Tout en nuances, Motion of Hips s’empareront insidieusement de vos sens pour ne plus les lâcher avec leur pop/rock colorée, à la grâce et au raffinement inspirés.

« Motion Of Hips ou l’assurance de remuer les hanches à l’écoute de mélodies pop-rock gracieuses et progressives. Plus que de simples morceaux on distingue des aquarelles avivées de touches de Radiohead et de de teintes de Phoenix. Le trio parisien triomphe par les nuances et l’éclat d’une production raffinée. » (Les Inrocks)
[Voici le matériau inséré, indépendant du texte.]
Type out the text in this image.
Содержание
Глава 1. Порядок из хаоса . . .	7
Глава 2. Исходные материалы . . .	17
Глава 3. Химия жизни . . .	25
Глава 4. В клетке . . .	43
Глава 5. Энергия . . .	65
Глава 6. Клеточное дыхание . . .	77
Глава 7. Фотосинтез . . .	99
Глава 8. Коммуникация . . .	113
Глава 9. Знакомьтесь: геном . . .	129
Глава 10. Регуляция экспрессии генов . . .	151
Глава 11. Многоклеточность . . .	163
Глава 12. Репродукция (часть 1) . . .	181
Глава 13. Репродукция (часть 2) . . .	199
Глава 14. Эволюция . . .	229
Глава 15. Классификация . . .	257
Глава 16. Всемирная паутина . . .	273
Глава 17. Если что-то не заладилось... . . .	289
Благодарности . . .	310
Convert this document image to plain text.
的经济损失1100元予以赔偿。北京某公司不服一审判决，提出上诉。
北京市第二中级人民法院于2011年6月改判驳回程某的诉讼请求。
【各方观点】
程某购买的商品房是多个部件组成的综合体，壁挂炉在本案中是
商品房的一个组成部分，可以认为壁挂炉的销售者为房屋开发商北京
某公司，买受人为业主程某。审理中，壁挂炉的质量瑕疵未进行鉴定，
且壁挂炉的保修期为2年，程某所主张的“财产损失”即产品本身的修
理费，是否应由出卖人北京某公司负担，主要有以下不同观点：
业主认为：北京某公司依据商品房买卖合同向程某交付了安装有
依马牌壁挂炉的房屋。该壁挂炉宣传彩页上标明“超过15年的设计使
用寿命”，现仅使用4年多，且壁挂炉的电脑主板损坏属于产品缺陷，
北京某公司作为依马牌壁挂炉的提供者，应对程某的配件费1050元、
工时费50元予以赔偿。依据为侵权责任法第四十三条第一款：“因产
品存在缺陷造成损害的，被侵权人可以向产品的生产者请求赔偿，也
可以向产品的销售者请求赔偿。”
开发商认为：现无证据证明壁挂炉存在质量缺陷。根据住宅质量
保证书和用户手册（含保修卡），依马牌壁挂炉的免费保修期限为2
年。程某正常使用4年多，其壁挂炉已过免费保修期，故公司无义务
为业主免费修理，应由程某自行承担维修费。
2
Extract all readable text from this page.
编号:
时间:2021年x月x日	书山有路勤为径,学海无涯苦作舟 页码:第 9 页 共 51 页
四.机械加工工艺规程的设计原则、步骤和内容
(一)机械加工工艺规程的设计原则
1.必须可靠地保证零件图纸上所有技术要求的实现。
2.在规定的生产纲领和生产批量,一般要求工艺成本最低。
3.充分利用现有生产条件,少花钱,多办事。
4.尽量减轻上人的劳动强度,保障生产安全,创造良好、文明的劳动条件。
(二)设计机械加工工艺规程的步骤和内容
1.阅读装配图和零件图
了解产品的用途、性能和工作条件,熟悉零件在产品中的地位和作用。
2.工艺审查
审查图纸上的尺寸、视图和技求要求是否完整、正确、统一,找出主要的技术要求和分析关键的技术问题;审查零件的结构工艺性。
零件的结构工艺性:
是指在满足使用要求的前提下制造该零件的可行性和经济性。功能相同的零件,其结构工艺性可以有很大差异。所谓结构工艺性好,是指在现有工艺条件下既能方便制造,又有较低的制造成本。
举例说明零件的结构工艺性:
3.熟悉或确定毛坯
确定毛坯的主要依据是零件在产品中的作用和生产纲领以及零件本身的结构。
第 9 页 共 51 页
En deuxième partie : PERSIAN RABBIT.

Supergroupe, alliance démoniaque de la scène lilloise, les Persian Rabbit mordent, caressent et jouent (sans être masochistes) une musique très addictive, sombre et puissante, grâce à un instrumentarium diabolique.

« En plus de ses trouvailles mélodiques, l’intérêt de Persian Rabbit provient de sa palette instrumentale, qui comprend notamment une contrebasse et un harmonium. La batterie acoustique adopte des sonorités ténébreuses, de celles qu’on entend souvent sur les productions du label Constellation. L’harmonium possède une forte puissance émotionnelle et exploite un registre déjà creusé par les albums de Nico. » (Magic)

En troisième partie : MOTORIFIK.

Lancés à toute berzingue depuis Manchester, Motorifik vous propulseront vers l’infini et le raffinement d’une powerpop appelant les ombres bienveillantes de Phil Spector, d’Alan McGee et des versaillais Air.

« If psych-pop duo Motorifik had been around in the 1990s, they would probably have been on Creation Records, so perfectly do they embody that aesthetic, with churning slo-mo guitar grooves and great, anthemic choruses hovering on the edge of legibility. » (The Independent)

DJ set : HARTZINE.

DJ set Hartzine à 120 BPM, pas moins.